Water In The Ground|
Some water underlies the Earth's surface almost everywhere, beneath hills, mountains, plains, and deserts. It is not always accessible, or fresh enough for use without treatment, and it's sometimes difficult to locate or to measure and describe. This water may occur close to the land surface, as in a marsh, or it may lie many hundreds of feet below the surface, as in some arid areas of the West. Water at very shallow depths might be just a few hours old; at moderate depth, it may be 100 years old; and at great depth or after having flowed long distances from places of entry, water may be several thousands of years old.
Ground water is stored in, and moves slowly through, moderately to highly permeable rocks called aquifers. The word aquifer comes from the two Latin words, aqua, or water, and ferre, to bear or carry. Aquifers literally carry water underground. An aquifer may be a layer of gravel or sand, a layer of sandstone or cavernous limestone, a rubbly top or base of lava flows, or even a large body of massive rock, such as fractured granite, that has sizable openings. In terms of storage at any one instant in time, ground water is the largest single supply of fresh water available for use by humans.
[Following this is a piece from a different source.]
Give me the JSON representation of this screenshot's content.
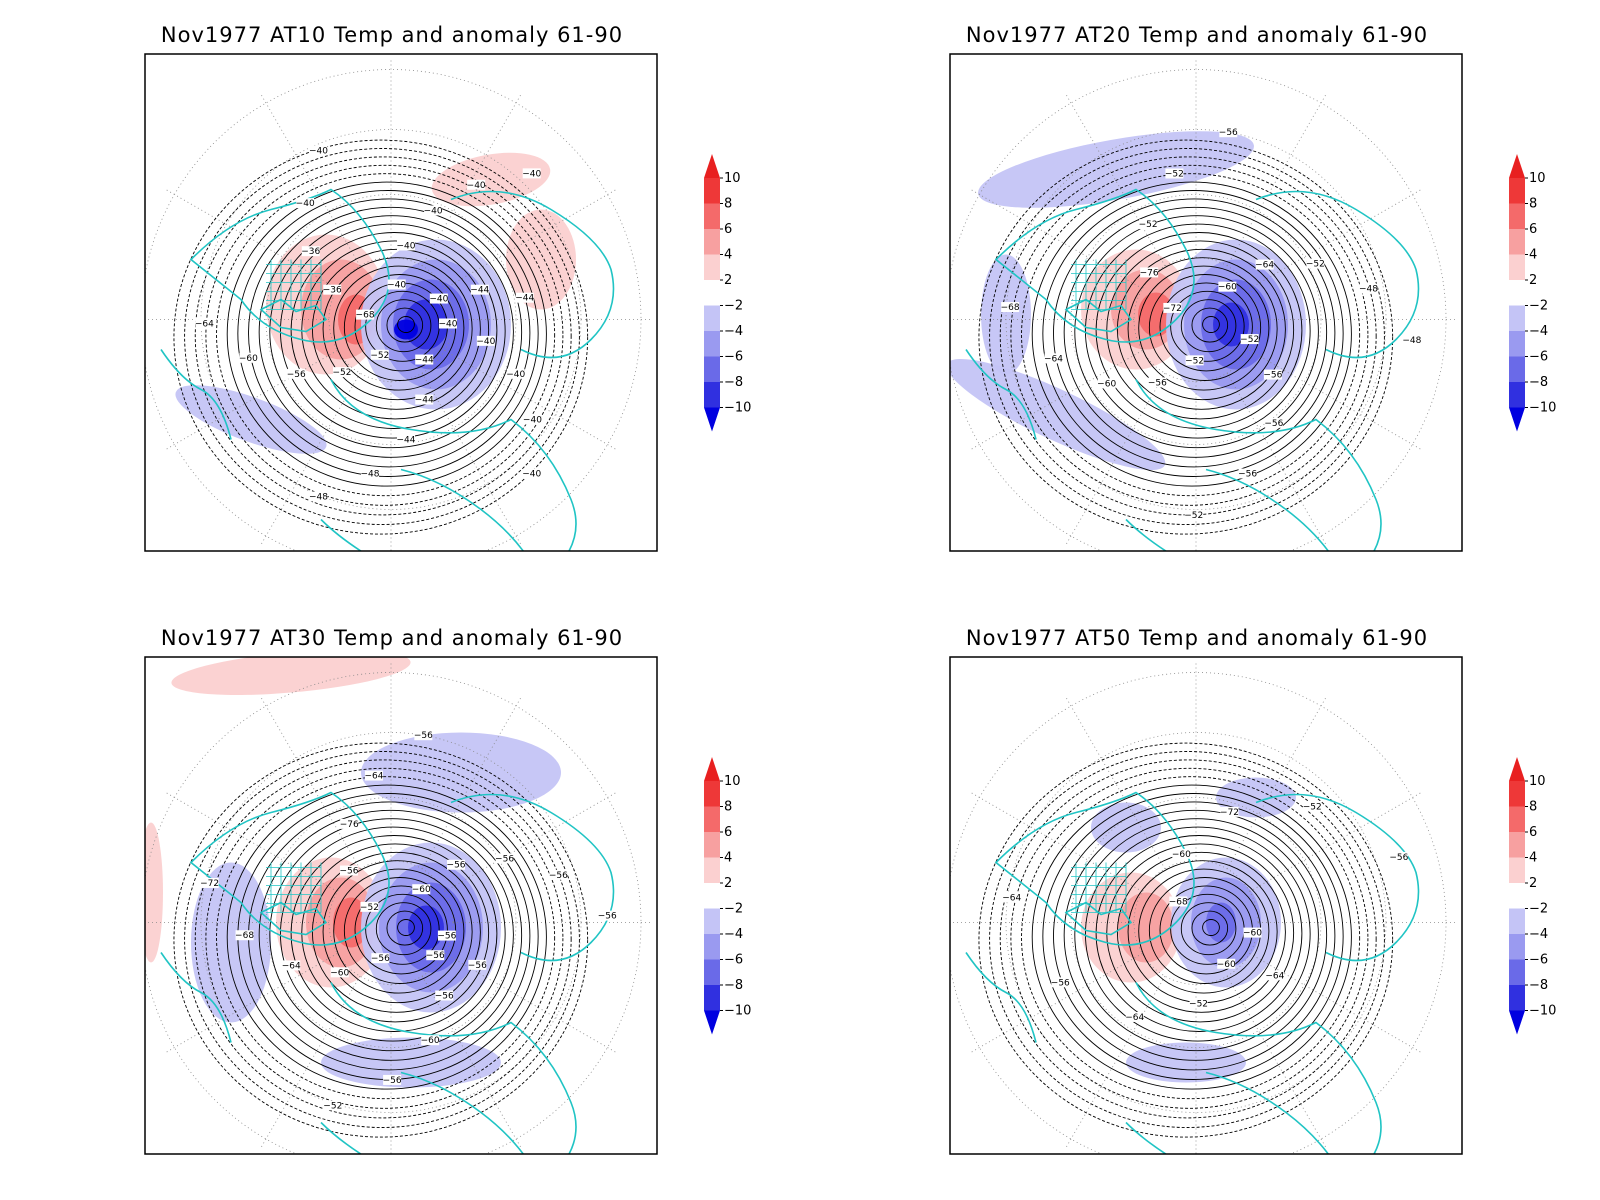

An estimated one million cubic miles of the world's ground water is stored within one-half mile of the land surface. Only a fraction of this reservoir of ground water, however, can be practicably tapped and made available on a perennial basis through wells and springs. The amount of ground water in storage is more than 30 times greater than the nearly 30,000 cubic-miles volume in all the fresh-water lakes and more than the 300 cubic miles of water in all the world's streams at any given time.